The Rabbit R1 AI gadget has been underwhelming, overhyped, and unreliable. Unfortunately, it looks like the product has a major vulnerability that Rabbit hasn’t fixed yet.

A team of security researchers collectively known as Rabbitude reported that it gained access to Rabbit’s codebase on May 16 and discovered several hardcoded API keys. These keys are for two text-to-speech systems (ElevenLabs and Azure), Google Maps, and Yelp.

Access to these keys (particularly the ElevenLabs key) apparently allows anyone to engage in a variety of extremely concerning activities. For starters, the Rabbitude team says it allows nefarious actors to read every response any Rabbit R1 gadget has ever given. This includes responses containing personal or sensitive information.

Reading responses is just the beginning

That’s ridiculously bad if confirmed. It doesn’t stop here, though, as the vulnerability apparently allows anyone to brick Rabbit R1s, change the gadgets’ responses, and change the device’s voice.

“We have internal confirmation that the Rabbit team is aware of this leaking of API keys and have chosen to ignore it.
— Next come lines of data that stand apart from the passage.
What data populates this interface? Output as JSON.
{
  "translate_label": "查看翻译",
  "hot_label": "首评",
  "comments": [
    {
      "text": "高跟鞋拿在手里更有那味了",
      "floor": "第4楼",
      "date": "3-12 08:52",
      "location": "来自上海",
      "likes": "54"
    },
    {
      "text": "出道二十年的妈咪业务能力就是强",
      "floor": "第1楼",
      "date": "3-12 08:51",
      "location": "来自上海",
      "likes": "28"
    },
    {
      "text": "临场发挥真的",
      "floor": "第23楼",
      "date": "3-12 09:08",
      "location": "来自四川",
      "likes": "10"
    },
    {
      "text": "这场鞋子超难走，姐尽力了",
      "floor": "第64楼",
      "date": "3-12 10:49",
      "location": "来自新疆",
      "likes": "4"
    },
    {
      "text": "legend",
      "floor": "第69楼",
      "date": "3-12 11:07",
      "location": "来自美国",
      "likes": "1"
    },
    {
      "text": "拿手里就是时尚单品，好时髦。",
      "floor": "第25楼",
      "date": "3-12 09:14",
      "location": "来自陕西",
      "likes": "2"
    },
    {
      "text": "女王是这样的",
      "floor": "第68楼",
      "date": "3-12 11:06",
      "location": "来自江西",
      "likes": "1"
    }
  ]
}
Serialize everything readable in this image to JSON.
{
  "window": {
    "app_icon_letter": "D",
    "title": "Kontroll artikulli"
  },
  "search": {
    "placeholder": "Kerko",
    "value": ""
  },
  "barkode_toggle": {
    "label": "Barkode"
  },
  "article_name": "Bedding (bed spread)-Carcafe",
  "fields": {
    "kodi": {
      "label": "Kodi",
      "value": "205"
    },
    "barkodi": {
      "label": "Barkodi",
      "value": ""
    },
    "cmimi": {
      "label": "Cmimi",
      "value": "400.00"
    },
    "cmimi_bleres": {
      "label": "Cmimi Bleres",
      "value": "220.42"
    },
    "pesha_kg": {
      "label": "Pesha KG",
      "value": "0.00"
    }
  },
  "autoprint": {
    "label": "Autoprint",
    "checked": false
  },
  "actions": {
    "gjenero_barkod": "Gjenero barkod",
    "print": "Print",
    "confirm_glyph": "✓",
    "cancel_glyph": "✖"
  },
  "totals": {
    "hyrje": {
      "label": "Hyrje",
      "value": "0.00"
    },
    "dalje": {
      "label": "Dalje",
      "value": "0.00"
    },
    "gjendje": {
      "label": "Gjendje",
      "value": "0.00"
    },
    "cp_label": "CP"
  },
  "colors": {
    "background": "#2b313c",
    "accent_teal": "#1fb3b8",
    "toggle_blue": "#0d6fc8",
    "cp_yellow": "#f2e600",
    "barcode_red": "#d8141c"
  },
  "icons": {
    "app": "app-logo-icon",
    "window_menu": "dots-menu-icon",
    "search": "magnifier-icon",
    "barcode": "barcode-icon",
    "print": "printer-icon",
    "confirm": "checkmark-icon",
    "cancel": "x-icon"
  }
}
The API keys continue to be valid as of writing,” the team explained.

“We will not be publishing any more details out of respect for the users, not the company,” it added.

We’ve asked Rabbit about this apparent flaw and whether it is indeed ignoring the issue. We’ll update the article if/when the company gets back to us. News of this flaw also comes after researchers claimed the Rabbit R1 wasn’t really powered by a so-called large action model as originally claimed. These researchers also got games running on the R1 servers.